I'm a little ashamed to admit that I didn't know about this before, but I've just never come across it. When PHP compares two strings it converts them to integers if they both appear to be numbers, unless you use the === operator to compare types as well. The comparison operator docs state:

If you compare an integer with a string, the string is converted to a number. If you compare two numerical strings, they are compared as integers. These rules also apply to the switch statement.

Keeping that in mind, take a look at this code:
if ('000E00080001' == '000E0008') {
echo 'equal';
}
This statement evaluates to TRUE, but I wasn't sure why.

Even reading the comparison operator docs doesn't make it clear, but it does link off to a very important piece of information about strings. In particular, the section on string conversion to numbers states:
The string will evaluate as a float if it contains any of the characters '.', 'e', or 'E'. Otherwise, it will evaluate as an integer.

And the truth shall set you free!

The letter "e" in my two strings is considered part of the exponent of a number. In both cases, the number is "0" followed by an exponent. When PHP compares those two strings, it compares them as "zero to the power of ..." because they are both considered numbers. So in this case, it is comparing zero with zero and finding it is TRUE.

This also works with decimal points. This evaluates to TRUE as well:
if ('0000.' == '0000.0') {
echo 'equal';
}
And just to confirm what is going on, adding a character that is not considered part of a number results in the expected behavior. This evaluates to FALSE because PHP no longer considers these values numbers:
if ('000E000F0001' == '000E000F') {
echo 'equal';
}
And, if the initial portion of our number is not zero, the exponent modifies the value. We are no longer comparing "zero to the power of ..." (which is always zero) in the following example; we are comparing "one to the power of ...", so it evaluates to FASLE:
if ('001E00080001' == '001E0008') {
echo 'equal';
}
So what is the solution? You can either use strcmp() to compare your strings, or use the === operator to compare types as well. When PHP compares types, it will not try and convert strings to numbers.

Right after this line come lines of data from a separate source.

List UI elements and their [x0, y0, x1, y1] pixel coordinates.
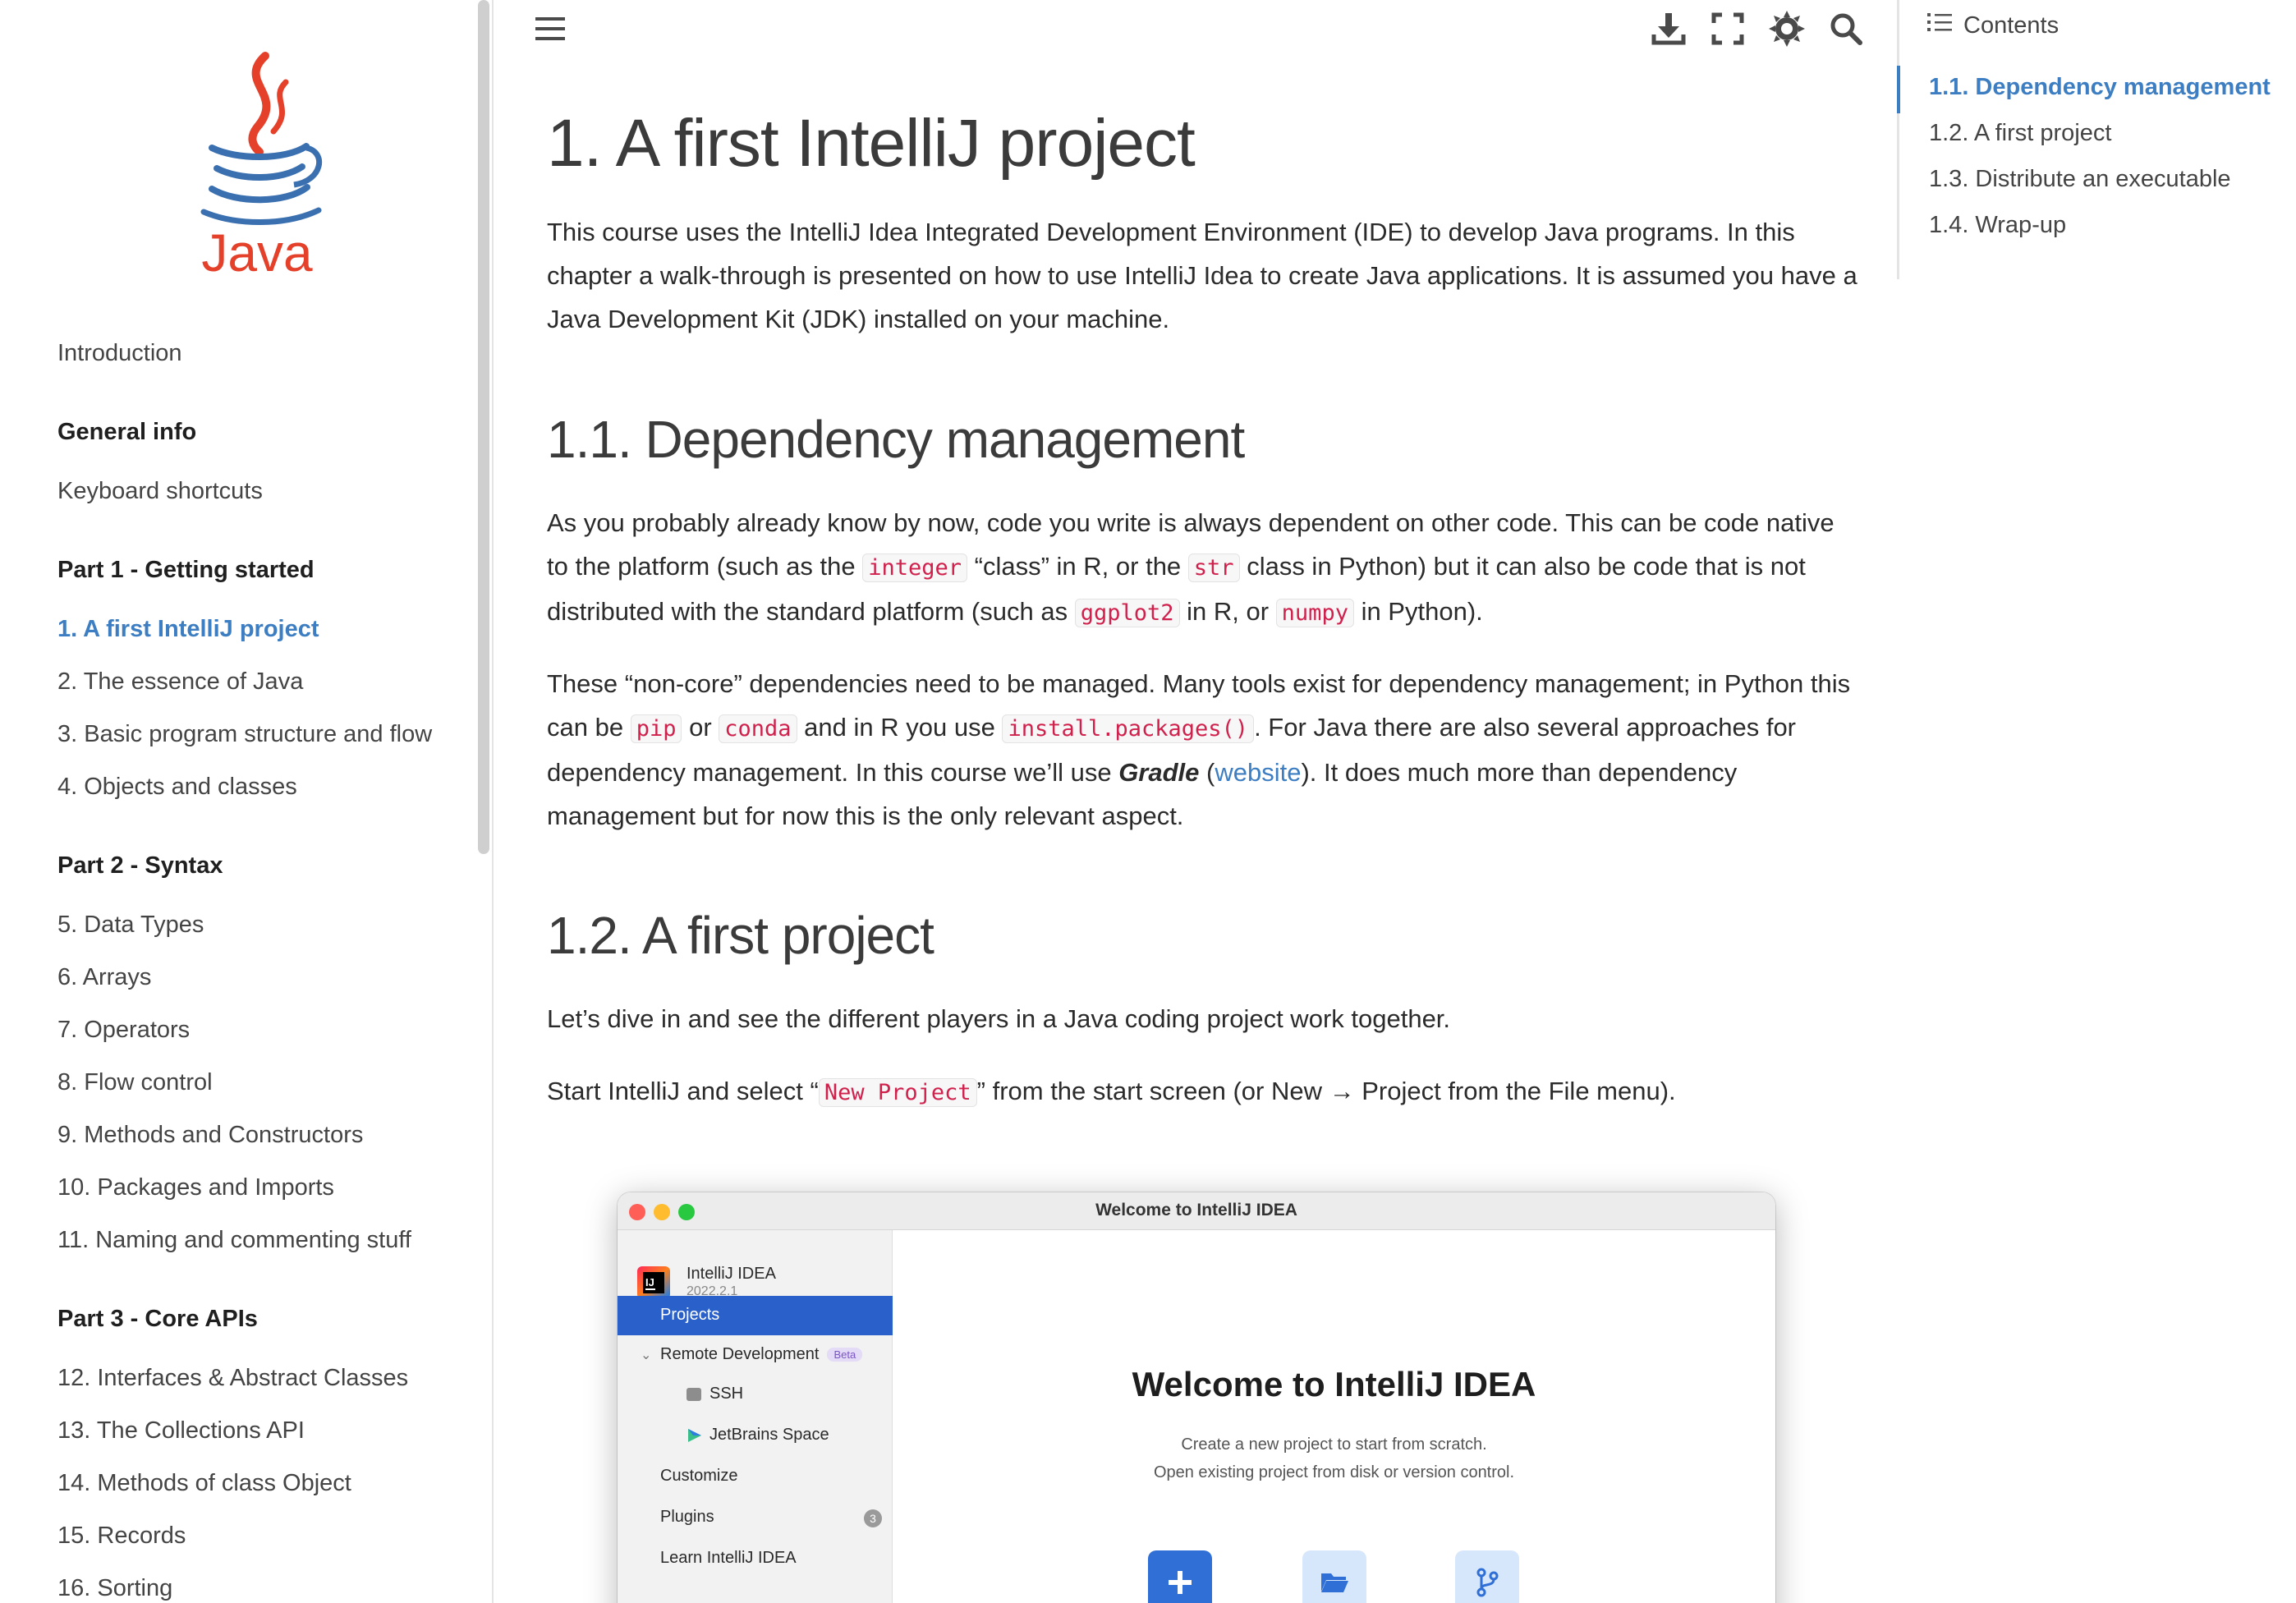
toc-item[interactable]: 1.1. Dependency management	[1929, 74, 2271, 101]
inline-code: conda	[719, 714, 797, 743]
intellij-logo-icon: IJ	[637, 1266, 670, 1299]
inline-code: New Project	[818, 1078, 977, 1107]
app-name: IntelliJ IDEA	[687, 1265, 776, 1283]
sidebar-item[interactable]: 7. Operators	[57, 1013, 190, 1046]
dependency-paragraph-1: As you probably already know by now, cod…	[547, 508, 1835, 627]
sidebar-item[interactable]: 4. Objects and classes	[57, 770, 297, 803]
section-heading-first-project: 1.2. A first project	[547, 906, 934, 965]
sidebar-item[interactable]: 9. Methods and Constructors	[57, 1118, 363, 1151]
welcome-heading: Welcome to IntelliJ IDEA	[1132, 1365, 1536, 1403]
sidebar-section-header: General info	[57, 419, 197, 445]
theme-icon[interactable]	[1768, 10, 1806, 48]
sidebar-item[interactable]: 6. Arrays	[57, 961, 151, 994]
sidebar-item[interactable]: 8. Flow control	[57, 1066, 213, 1099]
sidebar-section-header: Part 2 - Syntax	[57, 852, 223, 879]
sidebar-section-header: Part 3 - Core APIs	[57, 1306, 258, 1332]
sidebar-item[interactable]: 3. Basic program structure and flow	[57, 718, 432, 751]
sidebar: Java Introduction General info Keyboard sh…	[0, 0, 494, 1603]
page-title: 1. A first IntelliJ project	[547, 106, 1196, 181]
gradle-emphasis: Gradle	[1118, 758, 1200, 787]
window-title: Welcome to IntelliJ IDEA	[1095, 1201, 1297, 1219]
sidebar-item[interactable]: 13. The Collections API	[57, 1414, 305, 1447]
toc-item[interactable]: 1.4. Wrap-up	[1929, 212, 2066, 239]
sidebar-item[interactable]: 16. Sorting	[57, 1572, 172, 1603]
beta-badge: Beta	[827, 1348, 863, 1362]
section-heading-dependency-management: 1.1. Dependency management	[547, 410, 1245, 469]
sidebar-item[interactable]: 15. Records	[57, 1519, 186, 1552]
sidebar-item[interactable]: 11. Naming and commenting stuff	[57, 1224, 411, 1256]
sidebar-section-header: Part 1 - Getting started	[57, 557, 315, 583]
inline-code: pip	[630, 714, 682, 743]
sidebar-item[interactable]: 1. A first IntelliJ project	[57, 613, 319, 645]
first-project-paragraph-1: Let’s dive in and see the different play…	[547, 1004, 1451, 1033]
new-project-button[interactable]	[1148, 1550, 1212, 1603]
jetbrains-space-icon	[687, 1427, 703, 1449]
plugins-count-badge: 3	[864, 1509, 882, 1527]
toc-title: Contents	[1927, 11, 2059, 39]
sidebar-item[interactable]: Introduction	[57, 337, 182, 370]
nav-remote-development[interactable]: Remote Development Beta	[660, 1345, 863, 1364]
gradle-website-link[interactable]: website	[1215, 758, 1301, 787]
get-from-vcs-button[interactable]	[1455, 1550, 1519, 1603]
sidebar-item[interactable]: 2. The essence of Java	[57, 665, 303, 698]
sidebar-item[interactable]: 14. Methods of class Object	[57, 1467, 351, 1500]
first-project-paragraph-2: Start IntelliJ and select “New Project” …	[547, 1077, 1676, 1107]
ssh-icon	[687, 1388, 701, 1401]
search-icon[interactable]	[1827, 10, 1865, 48]
dependency-paragraph-2: These “non-core” dependencies need to be…	[547, 669, 1851, 830]
svg-text:IJ: IJ	[645, 1276, 654, 1288]
toc-active-marker	[1897, 66, 1900, 113]
nav-projects-label: Projects	[660, 1306, 720, 1324]
welcome-subtext-1: Create a new project to start from scrat…	[1181, 1435, 1487, 1454]
sidebar-item[interactable]: 10. Packages and Imports	[57, 1171, 334, 1204]
plus-icon	[1169, 1571, 1192, 1594]
intro-paragraph: This course uses the IntelliJ Idea Integ…	[547, 218, 1857, 333]
window-titlebar: Welcome to IntelliJ IDEA	[618, 1192, 1775, 1230]
sidebar-item[interactable]: Keyboard shortcuts	[57, 475, 263, 508]
nav-plugins[interactable]: Plugins	[660, 1508, 714, 1527]
toolbar	[495, 0, 1891, 57]
folder-icon	[1321, 1573, 1348, 1592]
inline-code: integer	[862, 553, 968, 582]
vcs-branch-icon	[1476, 1568, 1499, 1597]
inline-code: numpy	[1275, 599, 1354, 627]
open-button[interactable]	[1302, 1550, 1366, 1603]
nav-jetbrains-space[interactable]: JetBrains Space	[709, 1426, 829, 1445]
chevron-down-icon[interactable]: ⌄	[641, 1347, 651, 1363]
toc-title-label: Contents	[1963, 11, 2060, 39]
inline-code: ggplot2	[1074, 599, 1180, 627]
nav-customize[interactable]: Customize	[660, 1467, 737, 1486]
sidebar-scrollbar[interactable]	[478, 0, 489, 854]
table-of-contents: Contents 1.1. Dependency management 1.2. …	[1897, 0, 2296, 279]
java-logo-text: Java	[201, 223, 313, 279]
menu-icon[interactable]	[531, 10, 569, 48]
intellij-welcome-window: Welcome to IntelliJ IDEA IJ IntelliJ IDE…	[618, 1192, 1775, 1603]
fullscreen-icon[interactable]	[1709, 10, 1747, 48]
inline-code: str	[1187, 553, 1240, 582]
java-logo[interactable]: Java	[187, 49, 327, 282]
list-icon	[1927, 11, 1952, 39]
welcome-subtext-2: Open existing project from disk or versi…	[1153, 1463, 1515, 1481]
nav-ssh[interactable]: SSH	[709, 1385, 743, 1403]
sidebar-item[interactable]: 12. Interfaces & Abstract Classes	[57, 1362, 408, 1394]
sidebar-item[interactable]: 5. Data Types	[57, 908, 204, 941]
download-icon[interactable]	[1650, 10, 1688, 48]
toc-item[interactable]: 1.2. A first project	[1929, 120, 2111, 147]
inline-code: install.packages()	[1002, 714, 1255, 743]
intellij-sidebar: IJ IntelliJ IDEA 2022.2.1 Projects ⌄ Rem…	[618, 1230, 893, 1603]
toc-item[interactable]: 1.3. Distribute an executable	[1929, 166, 2231, 193]
nav-learn[interactable]: Learn IntelliJ IDEA	[660, 1549, 797, 1568]
nav-projects[interactable]: Projects	[618, 1296, 893, 1335]
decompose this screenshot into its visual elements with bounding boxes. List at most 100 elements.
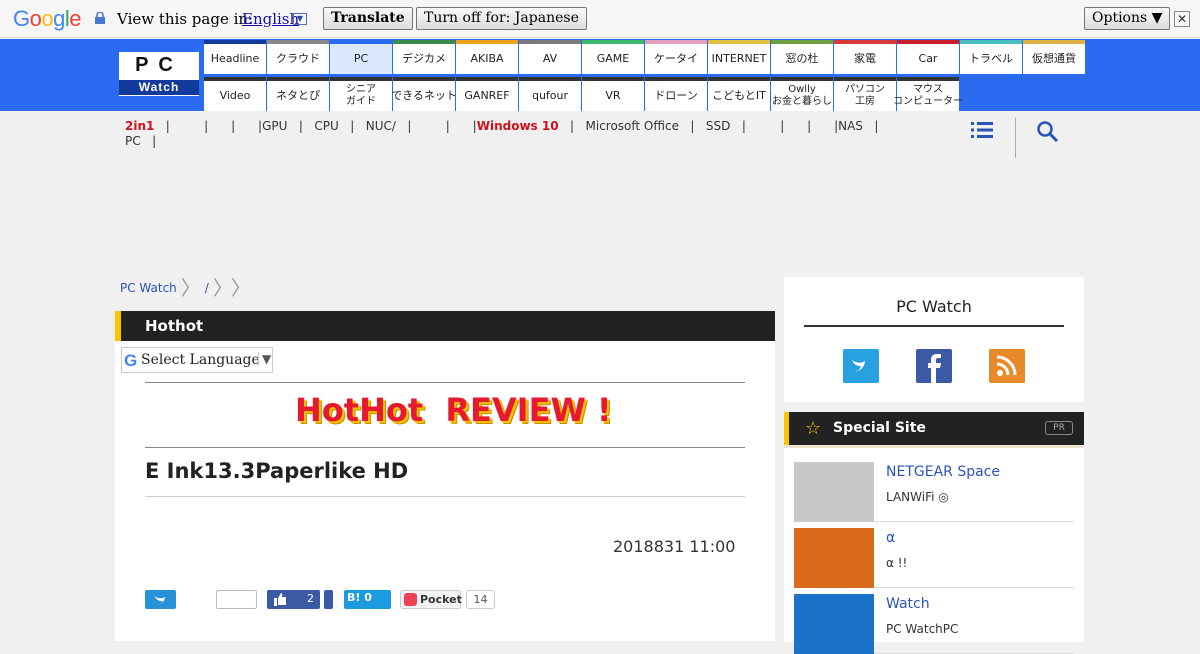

Notch one up for using the === equal operator, which we use exclusively in MySource4. We even go as far as banning type-insensitive and implicit comparisons using PHP_CodeSniffer. If you want to do the same, you can get PHP_CodeSniffer from PEAR and use the included Squiz standard.

Monday 4 February 2008

PHP_CodeSniffer 1.0.1 released

I've just uploaded PHP_CodeSniffer version 1.0.1, which contains 6 bug fixes and adds some new sniffs into the Squiz and MySource standards after some lobbying by the MySource4 team. The coding standard we use for MySource4 now has 94 different sniffs, each containing up to 5 different checks, so it is getting fairly strict. The code should be pretty enough to frame and stick on your wall!

One important change has been made to the PEAR standard in this release. A recent RFC that asked PEAR developers to vote on forcing protected member vars to be prefixed with an underscore got me looking for the relevant sniff in PHP_CodeSniffer. (I didn't see the call for votes, but I would have voted not to prefix protected vars with an underscore.) While PEAR decided against adding this new standard, I did realise that PHP_CodeSniffer was not currently enforcing the existing standard. The 1.0.1 release adds a new sniff to the PEAR standard to ensure only private members vars are prefixed with an underscore.

You can view the full changelog, and download the release, on the package download page.